L’esperienza della salvezza

0505069L’esperienza della salvezza nasce inevitabilmente dal senso di perdizione. Pare strano parlare di perdizione in un momento storico come il nostro in cui generalmente i fenomeni psicologici dell’autonomia, dell’autosufficienza, dell’auto-orientamento sono alla base della concezione individualista della società occidentale.

Eppure, guardando oltre i modelli culturali proposti dai mass media, scorgiamo un uomo profondamente perplesso, incapace spesso di porsi in relazione con gli altri, incapace di cogliere il significato ultimo della propria esistenza, ma anche di rassegnarsi a non vederne alcuno. Al di là degli slogan che propongono l’uomo sempre giovane, bello, attivo vediamo masse di individui che si sentono emarginati, che sentono di non avere, o di aver perduto, i requisiti indispensabili per soddisfare le esigenze di una società basata più sull’ideologia dell’avere che su quella dell’essere.

Ma proprio quando l’uomo scende nella profondità della sua esistenza, quando sente il rimpianto per una vita spesa inutilmente, può essere raggiunto dalla grazia di Dio. Una grazia che lo aiuti a ritrovare la pace con se stesso e con gli altri, perché è solo nell’esperienza del perdono di Dio che possono instaurarsi relazioni interpersonali positive.

A volte siamo imprigionati in una gabbia di rancori o ossessionati dai nostri errori. Ebbene, Gesù ci invita a vivere l’esperienza del perdono e della trasformazione. «Venite a me, voi tutti che siete affaticati e oppressi, e io vi darò riposo» (Matteo 11:28 ).

Ricordiamo l’esperienza del «figlio prodigo», il quale nel ritornare a casa temeva di incontrare un padre accigliato , pronto a giudicarlo, invece l’incontro ha smentito ogni sua aspettativa. Il padre gli butta le braccia al collo, lo bacia e lo ribacia, accogliendolo presso di sé (Fantoni – Vacca).

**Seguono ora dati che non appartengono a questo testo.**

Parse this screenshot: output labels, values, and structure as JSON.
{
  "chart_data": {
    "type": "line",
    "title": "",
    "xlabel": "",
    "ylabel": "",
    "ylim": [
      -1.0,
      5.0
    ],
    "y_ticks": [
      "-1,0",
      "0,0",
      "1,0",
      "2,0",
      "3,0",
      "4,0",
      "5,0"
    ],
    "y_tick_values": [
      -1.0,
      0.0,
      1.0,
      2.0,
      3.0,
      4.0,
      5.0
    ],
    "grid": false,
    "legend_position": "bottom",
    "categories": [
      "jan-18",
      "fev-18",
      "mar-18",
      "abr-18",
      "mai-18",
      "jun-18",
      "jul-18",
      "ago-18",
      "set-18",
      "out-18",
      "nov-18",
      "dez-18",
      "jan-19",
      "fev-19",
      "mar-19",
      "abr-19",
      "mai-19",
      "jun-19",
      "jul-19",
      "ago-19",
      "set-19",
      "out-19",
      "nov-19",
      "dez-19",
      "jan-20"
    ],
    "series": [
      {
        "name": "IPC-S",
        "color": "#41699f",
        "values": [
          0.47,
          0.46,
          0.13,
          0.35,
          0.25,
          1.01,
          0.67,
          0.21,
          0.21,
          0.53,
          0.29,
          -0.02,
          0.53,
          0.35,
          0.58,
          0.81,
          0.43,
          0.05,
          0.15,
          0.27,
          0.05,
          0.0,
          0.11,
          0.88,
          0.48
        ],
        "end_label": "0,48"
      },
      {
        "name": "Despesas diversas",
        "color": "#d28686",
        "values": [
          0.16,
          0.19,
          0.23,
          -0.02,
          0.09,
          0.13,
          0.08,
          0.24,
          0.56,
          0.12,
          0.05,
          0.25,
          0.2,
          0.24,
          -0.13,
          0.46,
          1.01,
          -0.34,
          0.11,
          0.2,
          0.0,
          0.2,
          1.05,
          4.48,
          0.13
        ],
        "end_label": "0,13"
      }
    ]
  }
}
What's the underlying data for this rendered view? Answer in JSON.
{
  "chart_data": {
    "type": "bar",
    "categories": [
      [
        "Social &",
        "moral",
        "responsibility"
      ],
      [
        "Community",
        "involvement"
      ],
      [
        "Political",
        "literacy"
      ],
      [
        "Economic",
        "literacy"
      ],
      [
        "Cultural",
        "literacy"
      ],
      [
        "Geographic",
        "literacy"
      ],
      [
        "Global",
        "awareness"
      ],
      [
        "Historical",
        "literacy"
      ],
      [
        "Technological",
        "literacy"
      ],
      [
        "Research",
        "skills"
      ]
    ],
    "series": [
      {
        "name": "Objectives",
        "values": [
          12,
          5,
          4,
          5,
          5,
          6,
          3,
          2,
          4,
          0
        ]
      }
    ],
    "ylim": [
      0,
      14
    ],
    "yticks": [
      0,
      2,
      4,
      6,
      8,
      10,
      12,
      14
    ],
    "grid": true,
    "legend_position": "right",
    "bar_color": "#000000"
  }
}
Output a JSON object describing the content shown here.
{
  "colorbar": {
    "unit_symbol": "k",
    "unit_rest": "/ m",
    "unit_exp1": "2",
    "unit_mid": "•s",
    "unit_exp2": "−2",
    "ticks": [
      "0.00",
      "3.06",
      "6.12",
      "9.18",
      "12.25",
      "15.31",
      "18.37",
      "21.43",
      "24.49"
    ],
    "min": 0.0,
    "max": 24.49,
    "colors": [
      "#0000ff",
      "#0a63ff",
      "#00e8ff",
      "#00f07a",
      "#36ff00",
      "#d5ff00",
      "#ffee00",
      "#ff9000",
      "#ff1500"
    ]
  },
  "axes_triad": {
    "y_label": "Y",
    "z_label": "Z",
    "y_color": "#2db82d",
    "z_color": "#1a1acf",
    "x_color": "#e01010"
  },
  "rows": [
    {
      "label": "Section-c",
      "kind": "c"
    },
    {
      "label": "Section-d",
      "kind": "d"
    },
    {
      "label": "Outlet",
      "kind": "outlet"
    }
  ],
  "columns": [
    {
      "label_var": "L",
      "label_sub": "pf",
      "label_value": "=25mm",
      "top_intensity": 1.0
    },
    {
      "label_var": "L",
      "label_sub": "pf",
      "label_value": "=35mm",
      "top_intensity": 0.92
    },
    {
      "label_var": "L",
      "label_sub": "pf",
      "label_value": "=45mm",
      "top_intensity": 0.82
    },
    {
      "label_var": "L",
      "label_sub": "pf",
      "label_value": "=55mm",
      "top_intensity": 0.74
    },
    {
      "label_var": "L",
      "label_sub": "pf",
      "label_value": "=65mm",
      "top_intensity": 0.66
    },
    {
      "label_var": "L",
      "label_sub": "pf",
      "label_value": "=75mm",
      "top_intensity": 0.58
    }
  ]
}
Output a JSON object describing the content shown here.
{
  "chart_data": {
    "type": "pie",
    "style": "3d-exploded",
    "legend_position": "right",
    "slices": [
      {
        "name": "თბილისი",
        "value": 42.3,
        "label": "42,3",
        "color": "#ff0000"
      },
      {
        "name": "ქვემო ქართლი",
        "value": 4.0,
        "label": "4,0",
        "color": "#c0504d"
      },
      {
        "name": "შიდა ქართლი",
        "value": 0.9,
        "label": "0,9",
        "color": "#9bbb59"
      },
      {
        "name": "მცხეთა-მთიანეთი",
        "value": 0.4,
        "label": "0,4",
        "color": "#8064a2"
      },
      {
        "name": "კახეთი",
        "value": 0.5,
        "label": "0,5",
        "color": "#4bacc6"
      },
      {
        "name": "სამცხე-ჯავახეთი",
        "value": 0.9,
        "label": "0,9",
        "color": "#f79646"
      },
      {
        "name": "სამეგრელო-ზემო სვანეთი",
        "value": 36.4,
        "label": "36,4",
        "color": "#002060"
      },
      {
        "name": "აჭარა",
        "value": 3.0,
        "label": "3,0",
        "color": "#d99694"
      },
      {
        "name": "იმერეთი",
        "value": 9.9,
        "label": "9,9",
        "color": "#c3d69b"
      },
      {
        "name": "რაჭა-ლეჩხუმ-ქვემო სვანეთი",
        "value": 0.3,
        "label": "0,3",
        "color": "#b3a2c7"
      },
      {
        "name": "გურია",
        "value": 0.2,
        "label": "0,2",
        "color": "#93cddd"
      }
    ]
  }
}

Nel suo amore infinito e nella sua grande misericordia Dio considera Cristo, che non ha commesso alcuna colpa, come se fosse un peccatore affinché in lui potessimo diventare giustizia di Dio. Guidati dallo Spirito Santo ci rendiamo conto dei nostri limiti, riconosciamo la nostra colpevolezza, ci pentiamo dei nostri errori ed esercitiamo la nostra fede in Gesù accettandolo come Signore e Salvatore, come Sostituto ed Esempio. Questa fede che riceve salvezza proviene dal divino potere della Parola ed è un dono della grazia di Dio. Tramite Cristo siamo giustificati, adottati come figli e figlie di Dio e liberati dal dominio del peccato. Mediante lo Spirito nasciamo a nuova vita e siamo santificati; lo Spirito rinnova le nostre menti, scrive la legge d’amore di Dio nei nostri cuori e ci dà la forza per vivere una vita santa. Rimanendo fedeli a lui diventiamo partecipi della natura divina e abbiamo la certezza della salvezza ora e nel giorno del giudizio

In sintesi

Il credente è chiamato a vivere per la fede che opera nell’amore; ma questo non viene da noi: è una grazia di Dio. La nuova nascita, frutto del pentimento, della confessione dei peccati e del perdono, è il momento iniziale della santificazione la quale, a sua volta, non è che lo sviluppo graduale e normale dell’uomo nuovo generato dallo Spirito Santo.

Confrontare:

2 Corinzi 5:17-21; Giovanni 3:16; Galati 1:4; 4:4-7; Tito 3:3-7; Giovanni 16:8; Galati 3:13,14; 1 Pietro 2:21,22; Romani 10:7; Luca 17:5; Marco 9:23,24; Efesini 2:5-10; Romani 3:21-26; Colossesi 1:13,14; Romani 8:14-17; Galati 3:26; Giovanni 3:3-8; 1 Pietro 1:23; Romani 12:2; Ebrei 8:7-12; Ezechiele 36:25-27; 2 Pietro 1:3,4; Romani 8:1-4; Romani 5:6-10.